Rachel desvió la mirada hacia su hija, que permanecía detrás de su padre, retorciéndose las manos y mordiéndose el labio.

– Por eso te he dicho antes que lo sentía, mamá -aclaró Emily rápidamente-. Y lo sé, lo sé. Sé que probablemente estaré castigada durante un mes.

– De por vida.

– Sí, bueno -Emily rió nerviosa-, me lo merezco.

– No, no se lo merece -Ben sacudió la cabeza mirando a Rachel-. Estaba asustada y preocupada por ti. Y quería que estuviera aquí.

– Para hacer contigo uno de esos viajes mientras yo me recupero. Estupendo. Magnífico. Muchas gracias.

– No tienes que darme las gracias por ocuparme de mi hija. Ella lo es todo para mí.

– Yo pensaba que lo era tu cámara.

Aquella respuesta provocó un sorprendido silencio.

– ¿De verdad es eso lo que piensas?

El presente y el pasado se fundían, y, por un momento, Rachel no fue capaz de decir dónde estaba ni cuándo. Ben siempre iba con su cámara al cuello. Y tenía un talento especial para capturar el alma y el corazón de cualquier cosa. A los diecisiete años ya estaba decidido a utilizar su talento para abrirse camino, sabía que no tenía muchas posibilidades, pero no estaba dispuesto a renunciar a ninguna.

Ben nunca renunciaba.

A diferencia de Ben, Rachel libraba sus propias batallas de manera diferente, en su fuero interno, pero no quería herirlo.

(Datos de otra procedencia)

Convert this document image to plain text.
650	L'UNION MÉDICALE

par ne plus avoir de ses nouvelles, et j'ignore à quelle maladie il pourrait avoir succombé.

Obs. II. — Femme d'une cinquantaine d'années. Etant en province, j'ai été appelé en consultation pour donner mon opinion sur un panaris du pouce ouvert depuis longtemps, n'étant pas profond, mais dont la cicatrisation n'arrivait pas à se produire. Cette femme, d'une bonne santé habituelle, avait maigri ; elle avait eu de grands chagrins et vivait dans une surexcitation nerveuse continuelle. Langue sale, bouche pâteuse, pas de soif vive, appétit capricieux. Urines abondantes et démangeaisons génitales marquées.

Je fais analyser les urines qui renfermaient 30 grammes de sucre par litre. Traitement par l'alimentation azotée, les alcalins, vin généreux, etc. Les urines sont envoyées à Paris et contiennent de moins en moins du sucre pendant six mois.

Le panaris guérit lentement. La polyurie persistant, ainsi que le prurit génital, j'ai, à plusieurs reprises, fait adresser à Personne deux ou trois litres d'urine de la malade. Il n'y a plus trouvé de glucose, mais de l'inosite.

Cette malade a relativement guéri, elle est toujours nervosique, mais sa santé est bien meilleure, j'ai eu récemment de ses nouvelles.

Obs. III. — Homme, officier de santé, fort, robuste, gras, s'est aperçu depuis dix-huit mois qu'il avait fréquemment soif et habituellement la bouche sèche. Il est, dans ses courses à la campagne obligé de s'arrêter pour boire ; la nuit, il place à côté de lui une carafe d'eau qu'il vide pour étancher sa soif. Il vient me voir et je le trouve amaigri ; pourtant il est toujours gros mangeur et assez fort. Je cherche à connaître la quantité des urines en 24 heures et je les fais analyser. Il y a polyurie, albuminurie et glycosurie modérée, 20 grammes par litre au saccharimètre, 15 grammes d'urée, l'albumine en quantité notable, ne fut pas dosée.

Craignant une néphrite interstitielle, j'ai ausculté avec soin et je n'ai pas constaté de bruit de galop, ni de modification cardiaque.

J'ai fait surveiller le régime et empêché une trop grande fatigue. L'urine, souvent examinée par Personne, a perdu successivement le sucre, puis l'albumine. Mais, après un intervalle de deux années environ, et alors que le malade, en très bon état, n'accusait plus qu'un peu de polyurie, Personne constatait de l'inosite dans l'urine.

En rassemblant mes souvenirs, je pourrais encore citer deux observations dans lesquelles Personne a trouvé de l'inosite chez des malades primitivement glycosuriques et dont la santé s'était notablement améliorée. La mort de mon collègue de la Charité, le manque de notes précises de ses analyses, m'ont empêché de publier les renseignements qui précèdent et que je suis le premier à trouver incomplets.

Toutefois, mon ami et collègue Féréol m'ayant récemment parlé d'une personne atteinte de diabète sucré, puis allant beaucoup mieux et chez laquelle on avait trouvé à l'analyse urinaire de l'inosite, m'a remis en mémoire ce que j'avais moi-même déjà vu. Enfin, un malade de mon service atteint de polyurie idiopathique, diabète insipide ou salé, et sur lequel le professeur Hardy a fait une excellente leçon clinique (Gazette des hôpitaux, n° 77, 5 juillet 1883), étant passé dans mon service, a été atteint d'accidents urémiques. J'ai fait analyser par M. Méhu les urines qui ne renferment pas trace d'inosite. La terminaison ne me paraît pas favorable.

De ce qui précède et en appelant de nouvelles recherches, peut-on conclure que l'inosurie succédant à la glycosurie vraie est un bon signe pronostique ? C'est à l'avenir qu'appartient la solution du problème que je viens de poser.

– Lo siento, sé que quieres a Emily.

– Por supuesto que la quiero. Y ella nos necesita a los dos.

– De todas formas, ahora no puedes llevártela porque las vacaciones de verano no empiezan hasta dentro de un mes.

Emily no pareció aliviada, eso fue lo primero en lo que se fijó Rachel. Y lo segundo fue la mirada directa y preocupada de Ben.

– No. No -exclamó al comprender por fin la verdad.

– Me lo temía, no sabías nada -dijo Ben llanamente, a pesar de que sus ojos expresaban la agitación de sus sentimientos-. Pero voy a quedarme, por lo menos hasta que puedas valerte por ti misma.


– ¿Eres tú el que me va ayudar hasta que me recupere?

– Sí.

Estando tan cansada, continuar comportándose de manera civilizada era difícil. Pero con aquellos dolores y sabiéndose traicionada por su propia hija, la tarea era, sencillamente, imposible.